Cham Kit Ming, Tat Chor Au-Yeung and Anna Tsui
Abstract: Working Conditions of Grassroot Platform Labour in Hong Kong
Based on 78 in-depth interviews with platform food delivery, goods delivery and care workers, and a survey targeting the same group that received 274 valid responses and two focus groups targeting ethnic minority and local food delivery workers, this study found that platform food delivery and care work sector showed signs of existence of false self-employment, and that goods delivery sector is more akin to independent self-employment. This research also highlights the important distinction between those taking platform work as a primary income source or part of their multiple income sources – the former showed stronger demand for labour protection. Drawing on the social risk thesis, our findings suggest that Hong Kong food delivery and courier platform workers experienced six types of work-related risks and are mostly excluded from the social and labour protection system. They result from workers’ disadvantaged positions in the individual, organisational, and institutional levels’ power asymmetry. The algorithmic control by the platform firms and the dependence of workers on platform work are the respective sources of the organisational and individual level power asymmetry, and both are rooted in the absence of employee status in the institutional setting. Second, platform workers’ individualism and pragmatic concerns are explained from an institutional perspective. The absence of social and labour protection system limits state assistance for workers’ work-related risks.
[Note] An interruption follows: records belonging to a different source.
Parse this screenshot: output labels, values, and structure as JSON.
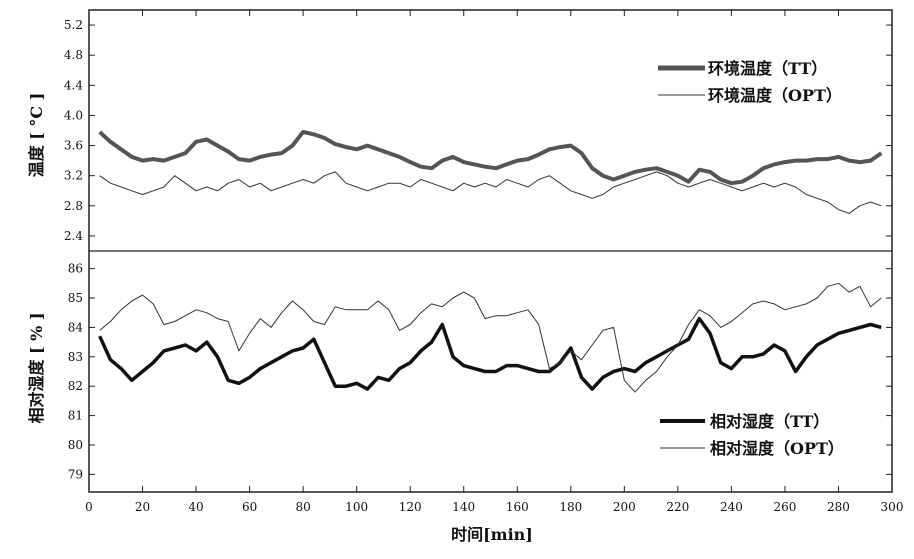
{
  "chart_data": [
    {
      "type": "line",
      "panel": "top",
      "ylabel": "温度 [ °C ]",
      "xlabel": "",
      "xlim": [
        0,
        300
      ],
      "ylim": [
        2.2,
        5.4
      ],
      "yticks": [
        2.4,
        2.8,
        3.2,
        3.6,
        4.0,
        4.4,
        4.8,
        5.2
      ],
      "legend_position": "top-right",
      "series": [
        {
          "name": "环境温度（TT）",
          "style": "thick",
          "x": [
            4,
            8,
            12,
            16,
            20,
            24,
            28,
            32,
            36,
            40,
            44,
            48,
            52,
            56,
            60,
            64,
            68,
            72,
            76,
            80,
            84,
            88,
            92,
            96,
            100,
            104,
            108,
            112,
            116,
            120,
            124,
            128,
            132,
            136,
            140,
            144,
            148,
            152,
            156,
            160,
            164,
            168,
            172,
            176,
            180,
            184,
            188,
            192,
            196,
            200,
            204,
            208,
            212,
            216,
            220,
            224,
            228,
            232,
            236,
            240,
            244,
            248,
            252,
            256,
            260,
            264,
            268,
            272,
            276,
            280,
            284,
            288,
            292,
            296
          ],
          "values": [
            3.78,
            3.65,
            3.55,
            3.45,
            3.4,
            3.42,
            3.4,
            3.45,
            3.5,
            3.65,
            3.68,
            3.6,
            3.52,
            3.42,
            3.4,
            3.45,
            3.48,
            3.5,
            3.6,
            3.78,
            3.75,
            3.7,
            3.62,
            3.58,
            3.55,
            3.6,
            3.55,
            3.5,
            3.45,
            3.38,
            3.32,
            3.3,
            3.4,
            3.45,
            3.38,
            3.35,
            3.32,
            3.3,
            3.35,
            3.4,
            3.42,
            3.48,
            3.55,
            3.58,
            3.6,
            3.5,
            3.3,
            3.2,
            3.15,
            3.2,
            3.25,
            3.28,
            3.3,
            3.25,
            3.2,
            3.12,
            3.28,
            3.25,
            3.15,
            3.1,
            3.12,
            3.2,
            3.3,
            3.35,
            3.38,
            3.4,
            3.4,
            3.42,
            3.42,
            3.45,
            3.4,
            3.38,
            3.4,
            3.5
          ]
        },
        {
          "name": "环境温度（OPT）",
          "style": "thin",
          "x": [
            4,
            8,
            12,
            16,
            20,
            24,
            28,
            32,
            36,
            40,
            44,
            48,
            52,
            56,
            60,
            64,
            68,
            72,
            76,
            80,
            84,
            88,
            92,
            96,
            100,
            104,
            108,
            112,
            116,
            120,
            124,
            128,
            132,
            136,
            140,
            144,
            148,
            152,
            156,
            160,
            164,
            168,
            172,
            176,
            180,
            184,
            188,
            192,
            196,
            200,
            204,
            208,
            212,
            216,
            220,
            224,
            228,
            232,
            236,
            240,
            244,
            248,
            252,
            256,
            260,
            264,
            268,
            272,
            276,
            280,
            284,
            288,
            292,
            296
          ],
          "values": [
            3.2,
            3.1,
            3.05,
            3.0,
            2.95,
            3.0,
            3.05,
            3.2,
            3.1,
            3.0,
            3.05,
            3.0,
            3.1,
            3.15,
            3.05,
            3.1,
            3.0,
            3.05,
            3.1,
            3.15,
            3.1,
            3.2,
            3.25,
            3.1,
            3.05,
            3.0,
            3.05,
            3.1,
            3.1,
            3.05,
            3.15,
            3.1,
            3.05,
            3.0,
            3.1,
            3.05,
            3.1,
            3.05,
            3.15,
            3.1,
            3.05,
            3.15,
            3.2,
            3.1,
            3.0,
            2.95,
            2.9,
            2.95,
            3.05,
            3.1,
            3.15,
            3.2,
            3.25,
            3.2,
            3.1,
            3.05,
            3.1,
            3.15,
            3.1,
            3.05,
            3.0,
            3.05,
            3.1,
            3.05,
            3.1,
            3.05,
            2.95,
            2.9,
            2.85,
            2.75,
            2.7,
            2.8,
            2.85,
            2.8
          ]
        }
      ]
    },
    {
      "type": "line",
      "panel": "bottom",
      "ylabel": "相对湿度 [ % ]",
      "xlabel": "时间[min]",
      "xlim": [
        0,
        300
      ],
      "ylim": [
        78.4,
        86.6
      ],
      "yticks": [
        79,
        80,
        81,
        82,
        83,
        84,
        85,
        86
      ],
      "xticks": [
        0,
        20,
        40,
        60,
        80,
        100,
        120,
        140,
        160,
        180,
        200,
        220,
        240,
        260,
        280,
        300
      ],
      "legend_position": "bottom-right",
      "series": [
        {
          "name": "相对湿度（TT）",
          "style": "thick",
          "x": [
            4,
            8,
            12,
            16,
            20,
            24,
            28,
            32,
            36,
            40,
            44,
            48,
            52,
            56,
            60,
            64,
            68,
            72,
            76,
            80,
            84,
            88,
            92,
            96,
            100,
            104,
            108,
            112,
            116,
            120,
            124,
            128,
            132,
            136,
            140,
            144,
            148,
            152,
            156,
            160,
            164,
            168,
            172,
            176,
            180,
            184,
            188,
            192,
            196,
            200,
            204,
            208,
            212,
            216,
            220,
            224,
            228,
            232,
            236,
            240,
            244,
            248,
            252,
            256,
            260,
            264,
            268,
            272,
            276,
            280,
            284,
            288,
            292,
            296
          ],
          "values": [
            83.7,
            82.9,
            82.6,
            82.2,
            82.5,
            82.8,
            83.2,
            83.3,
            83.4,
            83.2,
            83.5,
            83.0,
            82.2,
            82.1,
            82.3,
            82.6,
            82.8,
            83.0,
            83.2,
            83.3,
            83.6,
            82.8,
            82.0,
            82.0,
            82.1,
            81.9,
            82.3,
            82.2,
            82.6,
            82.8,
            83.2,
            83.5,
            84.1,
            83.0,
            82.7,
            82.6,
            82.5,
            82.5,
            82.7,
            82.7,
            82.6,
            82.5,
            82.5,
            82.8,
            83.3,
            82.3,
            81.9,
            82.3,
            82.5,
            82.6,
            82.5,
            82.8,
            83.0,
            83.2,
            83.4,
            83.6,
            84.3,
            83.8,
            82.8,
            82.6,
            83.0,
            83.0,
            83.1,
            83.4,
            83.2,
            82.5,
            83.0,
            83.4,
            83.6,
            83.8,
            83.9,
            84.0,
            84.1,
            84.0
          ]
        },
        {
          "name": "相对湿度（OPT）",
          "style": "thin",
          "x": [
            4,
            8,
            12,
            16,
            20,
            24,
            28,
            32,
            36,
            40,
            44,
            48,
            52,
            56,
            60,
            64,
            68,
            72,
            76,
            80,
            84,
            88,
            92,
            96,
            100,
            104,
            108,
            112,
            116,
            120,
            124,
            128,
            132,
            136,
            140,
            144,
            148,
            152,
            156,
            160,
            164,
            168,
            172,
            176,
            180,
            184,
            188,
            192,
            196,
            200,
            204,
            208,
            212,
            216,
            220,
            224,
            228,
            232,
            236,
            240,
            244,
            248,
            252,
            256,
            260,
            264,
            268,
            272,
            276,
            280,
            284,
            288,
            292,
            296
          ],
          "values": [
            83.9,
            84.2,
            84.6,
            84.9,
            85.1,
            84.8,
            84.1,
            84.2,
            84.4,
            84.6,
            84.5,
            84.3,
            84.2,
            83.2,
            83.8,
            84.3,
            84.0,
            84.5,
            84.9,
            84.6,
            84.2,
            84.1,
            84.7,
            84.6,
            84.6,
            84.6,
            84.9,
            84.6,
            83.9,
            84.1,
            84.5,
            84.8,
            84.7,
            85.0,
            85.2,
            85.0,
            84.3,
            84.4,
            84.4,
            84.5,
            84.6,
            84.1,
            82.6,
            82.8,
            83.2,
            82.9,
            83.4,
            83.9,
            84.0,
            82.2,
            81.8,
            82.2,
            82.5,
            83.0,
            83.4,
            84.1,
            84.6,
            84.4,
            84.0,
            84.2,
            84.5,
            84.8,
            84.9,
            84.8,
            84.6,
            84.7,
            84.8,
            85.0,
            85.4,
            85.5,
            85.2,
            85.4,
            84.7,
            85.0
          ]
        }
      ]
    }
  ]
}
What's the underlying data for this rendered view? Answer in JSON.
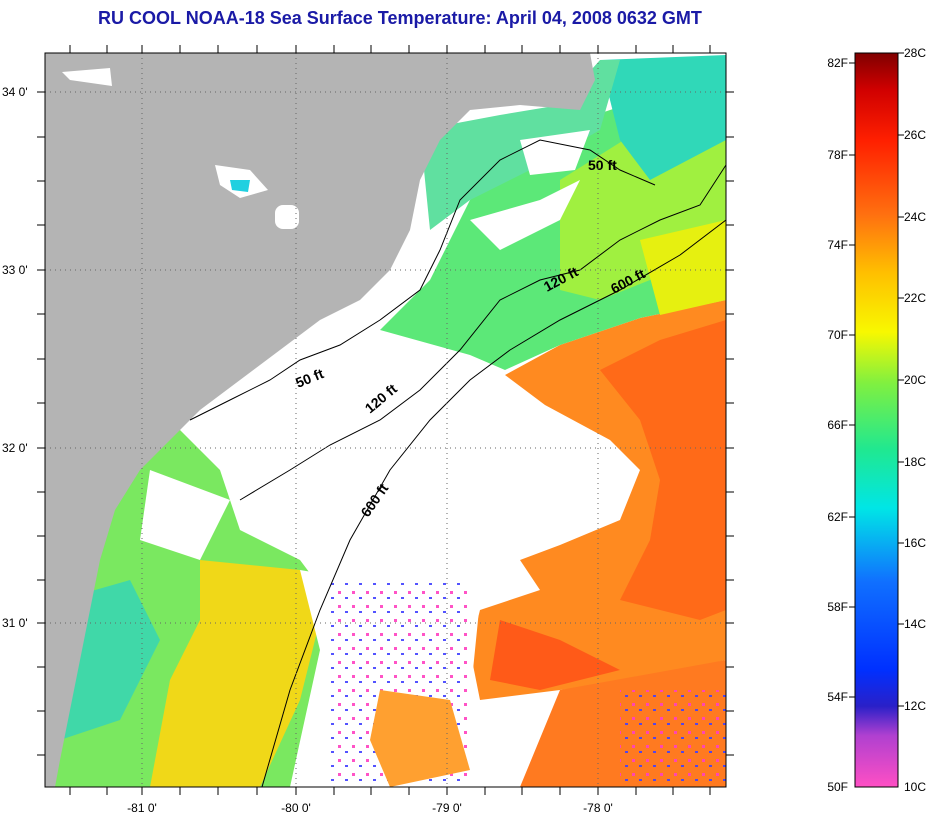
{
  "title": "RU COOL  NOAA-18  Sea Surface Temperature:  April 04, 2008 0632 GMT",
  "axes": {
    "lat_labels": [
      "34 0'",
      "33 0'",
      "32 0'",
      "31 0'"
    ],
    "lon_labels": [
      "-81 0'",
      "-80 0'",
      "-79 0'",
      "-78 0'"
    ]
  },
  "contours": {
    "nearshore": [
      "50 ft",
      "50 ft"
    ],
    "mid": [
      "120 ft",
      "120 ft"
    ],
    "shelf_break": [
      "600 ft",
      "600 ft"
    ]
  },
  "colorbar": {
    "fahrenheit": [
      "82F",
      "78F",
      "74F",
      "70F",
      "66F",
      "62F",
      "58F",
      "54F",
      "50F"
    ],
    "celsius": [
      "28C",
      "26C",
      "24C",
      "22C",
      "20C",
      "18C",
      "16C",
      "14C",
      "12C",
      "10C"
    ]
  },
  "colors": {
    "land": "#b4b4b4",
    "cloud": "#ffffff",
    "title": "#1a1aa6"
  }
}
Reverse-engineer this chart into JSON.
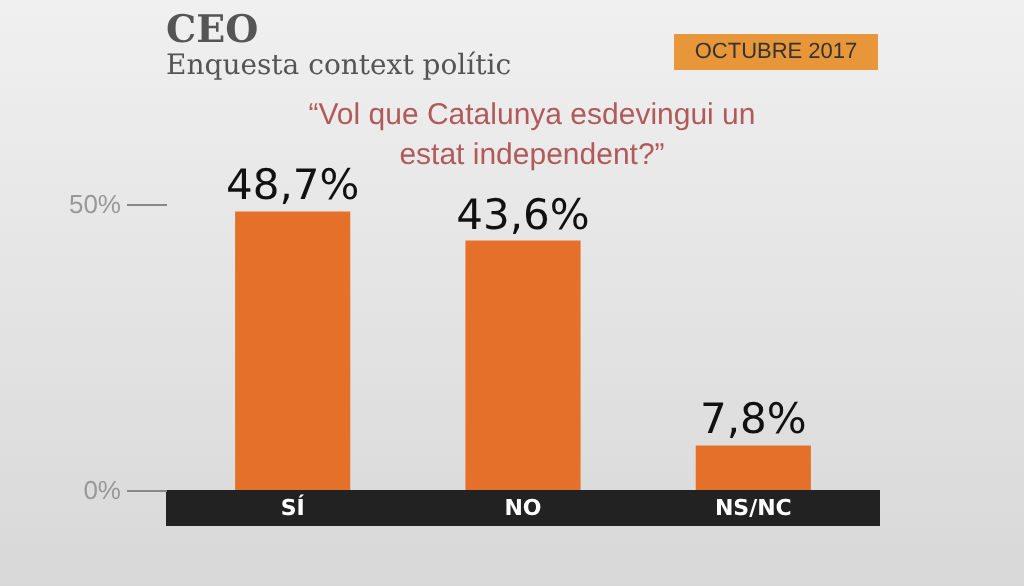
{
  "chart_data": {
    "type": "bar",
    "title": "CEO",
    "subtitle": "Enquesta context polític",
    "annotations": [
      "OCTUBRE 2017",
      "“Vol que Catalunya esdevingui un estat independent?”"
    ],
    "categories": [
      "SÍ",
      "NO",
      "NS/NC"
    ],
    "values": [
      48.7,
      43.6,
      7.8
    ],
    "value_labels": [
      "48,7%",
      "43,6%",
      "7,8%"
    ],
    "color": "#e5702a",
    "ylim": [
      0,
      50
    ],
    "yticks": [
      {
        "value": 0,
        "label": "0%"
      },
      {
        "value": 50,
        "label": "50%"
      }
    ],
    "grid": false
  }
}
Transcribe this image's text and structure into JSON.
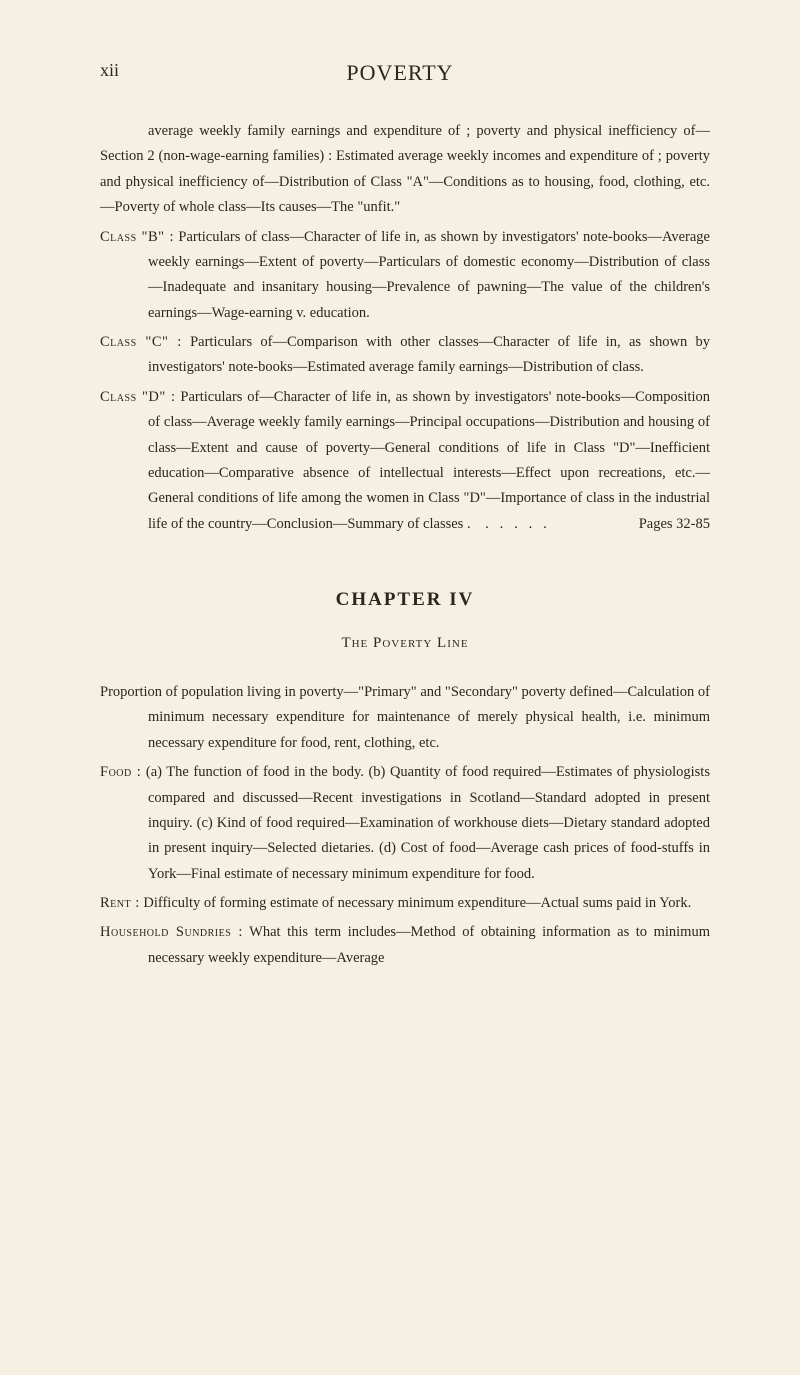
{
  "header": {
    "page_number": "xii",
    "title": "POVERTY"
  },
  "body": {
    "intro": "average weekly family earnings and expenditure of ; poverty and physical inefficiency of—Section 2 (non-wage-earning families) : Estimated average weekly incomes and expenditure of ; poverty and physical inefficiency of—Distribution of Class \"A\"—Conditions as to housing, food, clothing, etc.—Poverty of whole class—Its causes—The \"unfit.\"",
    "class_b_label": "Class \"B\" :",
    "class_b": " Particulars of class—Character of life in, as shown by investigators' note-books—Average weekly earnings—Extent of poverty—Particulars of domestic economy—Distribution of class—Inadequate and insanitary housing—Prevalence of pawning—The value of the children's earnings—Wage-earning v. education.",
    "class_c_label": "Class \"C\" :",
    "class_c": " Particulars of—Comparison with other classes—Character of life in, as shown by investigators' note-books—Estimated average family earnings—Distribution of class.",
    "class_d_label": "Class \"D\" :",
    "class_d": " Particulars of—Character of life in, as shown by investigators' note-books—Composition of class—Average weekly family earnings—Principal occupations—Distribution and housing of class—Extent and cause of poverty—General conditions of life in Class \"D\"—Inefficient education—Comparative absence of intellectual interests—Effect upon recreations, etc.—General conditions of life among the women in Class \"D\"—Importance of class in the industrial life of the country—Conclusion—Summary of classes .",
    "class_d_pages": "Pages 32-85"
  },
  "chapter": {
    "heading": "CHAPTER IV",
    "subtitle": "The Poverty Line",
    "proportion": "Proportion of population living in poverty—\"Primary\" and \"Secondary\" poverty defined—Calculation of minimum necessary expenditure for maintenance of merely physical health, i.e. minimum necessary expenditure for food, rent, clothing, etc.",
    "food_label": "Food :",
    "food": " (a) The function of food in the body. (b) Quantity of food required—Estimates of physiologists compared and discussed—Recent investigations in Scotland—Standard adopted in present inquiry. (c) Kind of food required—Examination of workhouse diets—Dietary standard adopted in present inquiry—Selected dietaries. (d) Cost of food—Average cash prices of food-stuffs in York—Final estimate of necessary minimum expenditure for food.",
    "rent_label": "Rent :",
    "rent": " Difficulty of forming estimate of necessary minimum expenditure—Actual sums paid in York.",
    "household_label": "Household Sundries :",
    "household": " What this term includes—Method of obtaining information as to minimum necessary weekly expenditure—Average"
  }
}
Pursuing work freedom is an instrumental concern for workers to initiate individualised risk coping strategies. Third, based on the findings and discussion, three policy implications related to workers’ status, the basis of the social and labour protection system, and the possibility of workers collectively bargaining with platforms are outlined. To sum up, this research brings two contributions to platform work and welfare state studies. First, platform work is linked to the studies of social risks. Second, workers’ experiences and preferences are found to be bounded by the particular structural and institutional context.